Was wirklich Inflation verursacht
16.12.2021 | John Mauldin
Es wird Sie nicht überraschen, dass ich mit den jüngsten politischen Entscheidungen der Federal Reserve nicht einverstanden bin. Die zukünftigen Entscheidungen der Fed sind jedoch wichtiger. Darüber zu debattieren, was sie tun sollten, ist eine Sache. Vorhersagen, was sie tun werden, ist entscheidend. Heute werden wir erörtern, was der Fed bevorsteht, wenn sie mit Inflation, Wachstum, Beschäftigung und politischen Überlegungen ringt. Wir werden versuchen, uns in diese Gedanken hineinzuversetzen, als säßen wir mit Jerome Powell im Konferenzraum.
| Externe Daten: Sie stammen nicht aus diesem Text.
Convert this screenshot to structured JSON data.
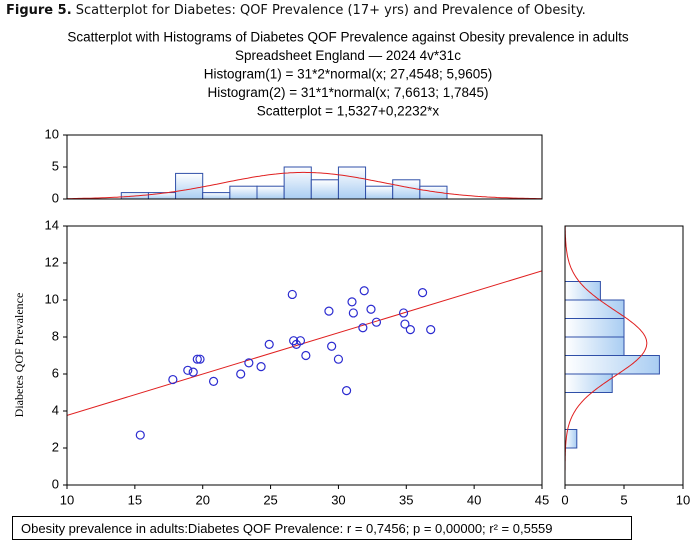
{
  "caption": {
    "label": "Figure 5.",
    "text": "Scatterplot for Diabetes: QOF Prevalence (17+ yrs) and Prevalence of Obesity."
  },
  "chart_data": {
    "type": "scatter",
    "title": "Scatterplot with Histograms of Diabetes QOF Prevalence against Obesity prevalence in adults",
    "subtitle": [
      "Spreadsheet England — 2024 4v*31c",
      "Histogram(1) = 31*2*normal(x; 27,4548; 5,9605)",
      "Histogram(2) = 31*1*normal(x; 7,6613; 1,7845)",
      "Scatterplot = 1,5327+0,2232*x"
    ],
    "y_label": "Diabetes QOF Prevalence",
    "x": [
      15.4,
      17.8,
      18.9,
      19.3,
      19.6,
      19.8,
      20.8,
      22.8,
      23.4,
      24.3,
      24.9,
      26.6,
      26.7,
      26.9,
      27.2,
      27.6,
      29.3,
      29.5,
      30.0,
      30.6,
      31.0,
      31.1,
      31.9,
      31.8,
      32.4,
      32.8,
      34.8,
      34.9,
      35.3,
      36.2,
      36.8
    ],
    "values": [
      2.7,
      5.7,
      6.2,
      6.1,
      6.8,
      6.8,
      5.6,
      6.0,
      6.6,
      6.4,
      7.6,
      10.3,
      7.8,
      7.6,
      7.8,
      7.0,
      9.4,
      7.5,
      6.8,
      5.1,
      9.9,
      9.3,
      10.5,
      8.5,
      9.5,
      8.8,
      9.3,
      8.7,
      8.4,
      10.4,
      8.4
    ],
    "color": "#2b2bd0",
    "xlim": [
      10,
      45
    ],
    "xticks": [
      10,
      15,
      20,
      25,
      30,
      35,
      40,
      45
    ],
    "ylim": [
      0,
      14
    ],
    "yticks": [
      0,
      2,
      4,
      6,
      8,
      10,
      12,
      14
    ],
    "fit": {
      "intercept": 1.5327,
      "slope": 0.2232,
      "color": "#e02020"
    },
    "x_histogram": {
      "bins": [
        14,
        16,
        18,
        20,
        22,
        24,
        26,
        28,
        30,
        32,
        34,
        36,
        38
      ],
      "counts": [
        1,
        1,
        4,
        1,
        2,
        2,
        5,
        3,
        5,
        2,
        3,
        2
      ],
      "ylim": [
        0,
        10
      ],
      "yticks": [
        0,
        5,
        10
      ],
      "normal": {
        "n": 31,
        "bin_width": 2,
        "mean": 27.4548,
        "sd": 5.9605
      }
    },
    "y_histogram": {
      "bins": [
        2,
        3,
        4,
        5,
        6,
        7,
        8,
        9,
        10,
        11
      ],
      "counts": [
        1,
        0,
        0,
        4,
        8,
        5,
        5,
        5,
        3
      ],
      "xlim": [
        0,
        10
      ],
      "xticks": [
        0,
        5,
        10
      ],
      "normal": {
        "n": 31,
        "bin_width": 1,
        "mean": 7.6613,
        "sd": 1.7845
      }
    },
    "bar_color": "#2f4fa8"
  },
  "footer": "Obesity prevalence in adults:Diabetes QOF Prevalence:   r = 0,7456; p = 0,00000; r² = 0,5559"
}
Kein unbeschriebenes Blatt
Um die Denkweise der Fed zu verstehen, ist es wichtig, sich daran zu erinnern, dass die Geldpolitik ein iterativer Prozess ist. Die Mitglieder des Offenmarktausschusses der US-Notenbank haben nie eine weiße Weste. Sie können die Wirtschaft nicht einfach ausradieren und neu beginnen. Die Entscheidungen, die ihre Vorgänger vor Jahren und sogar Jahrzehnten getroffen haben, bestimmen, was sie jetzt tun können.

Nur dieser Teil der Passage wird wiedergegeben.